In many closed-loop systems, the Doppler sensor is part of the feedback loop and can therefore benefit from a DSC's efficient execution of control algorithms. In fact, DSCs make it relatively straightforward to implement control-loop algorithms, such as PID controllers. Depending on the Doppler-effect sensing application, you can use the on-chip ADCs and multiple PWMs to run multiple control loops in the application, for fast and accurate sensing performance.

Measurement Systems
Industrial applications. You can use the Doppler effect to make high-precision, high-frequency nonintrusive flow measurements. Both laser Doppler velocimeters (LDVs) and acoustic Doppler velocimeters (ADVs) measure fluid-flow velocities. They accomplish this by emitting a light or acoustic beam and then measuring the resultant Doppler shift in wavelengths of the reflections from particles moving with the flow. The instruments compute the actual flow as a function of the fluid velocity and pressure.

These advanced flowmeters combine digital Doppler radar velocity-sensing technology with ultrasonic pulse echo-level sensing to remotely measure open-channel flow. The instrument transmits a digital Doppler radar beam that interacts with the fluid and reflects signals at a different frequency than the original. The flowmeters compare the reflected signals with the transmitted frequency to measure the velocity and direction in which the fluid is moving. Based on this calculation, the instruments detect the fluid level and calculate the flow by multiplying the average fluid velocity by the area.

Automotive applications. Vehicle collision-detection systems can provide visual and audible warnings that indicate object distances with accuracies up to a few inches. During adaptive cruise control, the system warns the driver when the vehicle is in reverse gear or when another vehicle gets too close. Automakers can also implement parking-assistance systems using the same design principle—sending out acoustic signals and detecting an obstacle through the regrouping of the transmitted signals.

These systems use an array of three or more sensors to provide complete coverage of the rear of the vehicle. When the vehicle is put in reverse gear, the collision-detection system's sensors transmit ultrasonic signals. The sensors detect objects behind the vehicle and send the information to a DSC, which processes the signals from all sensors simultaneously to estimate the distance and the closing speed between the vehicle and the obstacles in the vehicle's path. The DSC continuously works on the sensor data and transmits the results to the vehicle's dashboard, where visual or audible warnings are provided.

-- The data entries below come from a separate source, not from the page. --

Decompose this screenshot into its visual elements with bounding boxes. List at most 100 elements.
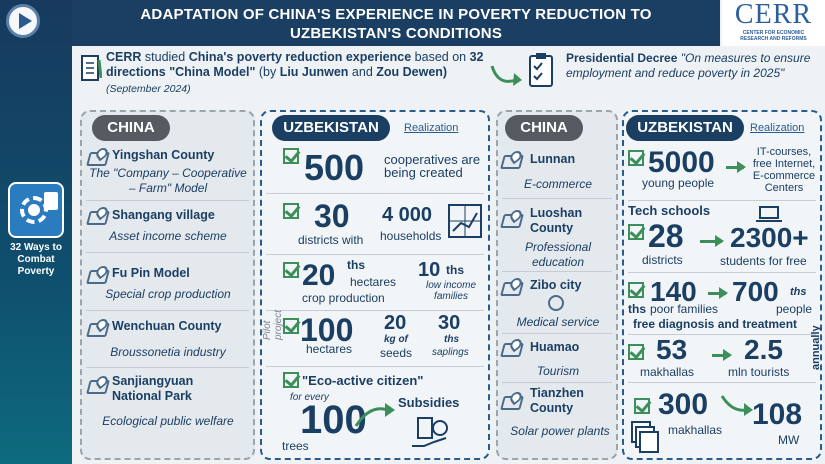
- metric-value: 4 000: [382, 204, 433, 226]
- arrow-icon: [720, 395, 753, 416]
- metric-value: 30: [438, 312, 461, 334]
- gear-icon: [20, 196, 48, 224]
- clipboard-icon: [529, 53, 553, 87]
- arrow-icon: [708, 287, 728, 299]
- metric-label: mln tourists: [728, 365, 790, 379]
- check-icon: [283, 318, 299, 334]
- list-item-title: Luoshan County: [530, 206, 583, 235]
- arrow-icon: [700, 235, 724, 247]
- metric-value: 2300+: [730, 222, 809, 253]
- metric-unit: ths: [444, 334, 459, 345]
- list-item-sub: Medical service: [516, 315, 600, 329]
- metric-unit: ths: [446, 263, 464, 277]
- map-pin-icon: [86, 323, 110, 337]
- metric-label: people: [776, 302, 813, 316]
- metric-value: 5000: [648, 146, 715, 179]
- metric-value: 500: [304, 147, 365, 188]
- metric-label: crop production: [302, 291, 385, 305]
- map-pin-icon: [86, 270, 110, 284]
- metric-value: 20: [384, 312, 407, 334]
- medical-icon: [548, 295, 564, 311]
- pilot-label: Pilot project: [262, 309, 284, 340]
- list-item-title: Yingshan County: [112, 148, 215, 162]
- list-item-sub: Special crop production: [105, 287, 231, 301]
- realization-link-1[interactable]: Realization: [404, 122, 459, 134]
- check-icon: [283, 262, 299, 278]
- list-item-sub: E-commerce: [523, 177, 592, 191]
- check-icon: [628, 282, 644, 298]
- annually-label: annually: [810, 325, 822, 370]
- uzbekistan-column-2: [622, 110, 822, 460]
- list-item-title: Fu Pin Model: [112, 266, 190, 280]
- metric-title: Tech schools: [628, 203, 711, 218]
- china-pill-1: CHINA: [92, 115, 170, 141]
- play-icon: [19, 13, 32, 29]
- list-item-sub: Asset income scheme: [109, 229, 227, 243]
- arrow-icon: [490, 65, 522, 86]
- list-item-sub: Broussonetia industry: [110, 345, 226, 359]
- metric-label: poor families: [650, 302, 719, 316]
- check-icon: [283, 372, 299, 388]
- metric-title: "Eco-active citizen": [302, 373, 424, 388]
- metric-unit: ths: [347, 258, 365, 272]
- metric-label: seeds: [380, 346, 413, 360]
- cerr-logo: CERR CENTER FOR ECONOMIC RESEARCH AND RE…: [722, 0, 825, 46]
- map-grid-icon: [448, 204, 482, 238]
- metric-label: MW: [778, 433, 800, 447]
- uzbekistan-column-1: [260, 110, 490, 460]
- list-item-sub: The "Company – Cooperative – Farm" Model: [89, 166, 247, 195]
- metric-label: hectares: [306, 342, 353, 356]
- list-item-title: Huamao: [530, 340, 580, 354]
- metric-label: young people: [642, 176, 715, 190]
- check-icon: [283, 203, 299, 219]
- list-item-title: Shangang village: [112, 208, 215, 222]
- metric-unit: ths: [628, 302, 646, 316]
- page-title: ADAPTATION OF CHINA'S EXPERIENCE IN POVE…: [72, 0, 720, 46]
- metric-value: 300: [658, 388, 709, 421]
- play-button[interactable]: [6, 4, 40, 38]
- metric-label: hectares: [350, 275, 397, 289]
- map-pin-icon: [500, 155, 524, 169]
- metric-value: 700: [732, 276, 779, 307]
- metric-label: makhallas: [668, 423, 723, 437]
- metric-label: saplings: [432, 347, 469, 358]
- china-pill-2: CHINA: [505, 115, 583, 141]
- intro-text: CERR studied China's poverty reduction e…: [106, 50, 484, 95]
- map-pin-icon: [500, 214, 524, 228]
- check-icon: [283, 148, 299, 164]
- document-icon: [44, 192, 58, 210]
- china-column-1: [80, 110, 255, 460]
- realization-link-2[interactable]: Realization: [750, 122, 805, 134]
- documents-icon: [631, 421, 659, 453]
- map-pin-icon: [86, 152, 110, 166]
- check-icon: [628, 344, 644, 360]
- list-item-title: Lunnan: [530, 152, 576, 166]
- metric-label: districts: [642, 253, 683, 267]
- arrow-icon: [712, 349, 732, 361]
- metric-label: students for free: [720, 254, 807, 268]
- notebook-icon: [81, 55, 102, 81]
- metric-label: households: [380, 229, 442, 243]
- metric-value: 10: [418, 259, 441, 281]
- list-item-title: Wenchuan County: [112, 319, 222, 333]
- list-item-sub: Solar power plants: [510, 424, 610, 438]
- arrow-icon: [726, 161, 746, 173]
- map-pin-icon: [500, 282, 524, 296]
- list-item-sub: Tourism: [536, 364, 580, 378]
- metric-value: 140: [650, 276, 697, 307]
- metric-label: districts with: [298, 233, 364, 247]
- check-icon: [628, 150, 644, 166]
- list-item-title: Zibo city: [530, 278, 582, 292]
- metric-unit: kg of: [384, 334, 408, 345]
- map-pin-icon: [500, 396, 524, 410]
- metric-value: 30: [314, 198, 350, 234]
- metric-label: cooperatives are being created: [384, 152, 481, 180]
- money-hand-icon: [412, 417, 448, 447]
- check-icon: [634, 398, 650, 414]
- metric-value: 53: [656, 334, 688, 365]
- metric-value: 100: [300, 398, 367, 442]
- list-item-title: Tianzhen County: [530, 386, 584, 415]
- list-item-sub: Ecological public welfare: [102, 414, 234, 428]
- metric-label: Subsidies: [398, 395, 460, 410]
- map-pin-icon: [86, 211, 110, 225]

Medical applications. Designers have also used the Doppler-measurement technique for velocity measurements in medical-imaging applications. Keep in mind, though, that most applications must measure the phase shift rather than the frequency shift (Doppler shift) of the signal being measured. Vascular problems, such as stenosis, can be diagnosed by measuring the velocity of blood flow in arteries and veins, based on the Doppler effect.

Using the Doppler effect, an echocardiogram can produce accurate assessments of the direction and velocity of blood flow through the cardiac tissue at any predetermined point. For this measurement, the ultrasound beam must be as parallel to the blood flow as possible. The velocity measurements assist the evaluation of cardiac-valve areas and their functions.

High-performance DSCs, such as the dsPIC33FJ12GP family from Microchip Technology, simplify development of Doppler-sensing implementations (Figure 3). The compact and integrated architectures of these devices enable signal-processing techniques to be implemented in a cost-effective and flexible manner, thereby reducing the system cost. Additionally, space-constrained sensing applications stand to benefit by using DSCs in small packages (6 mm by 6 mm QFN to 12 mm by 12 mm TQFP), with 18-pin to 100-pin options.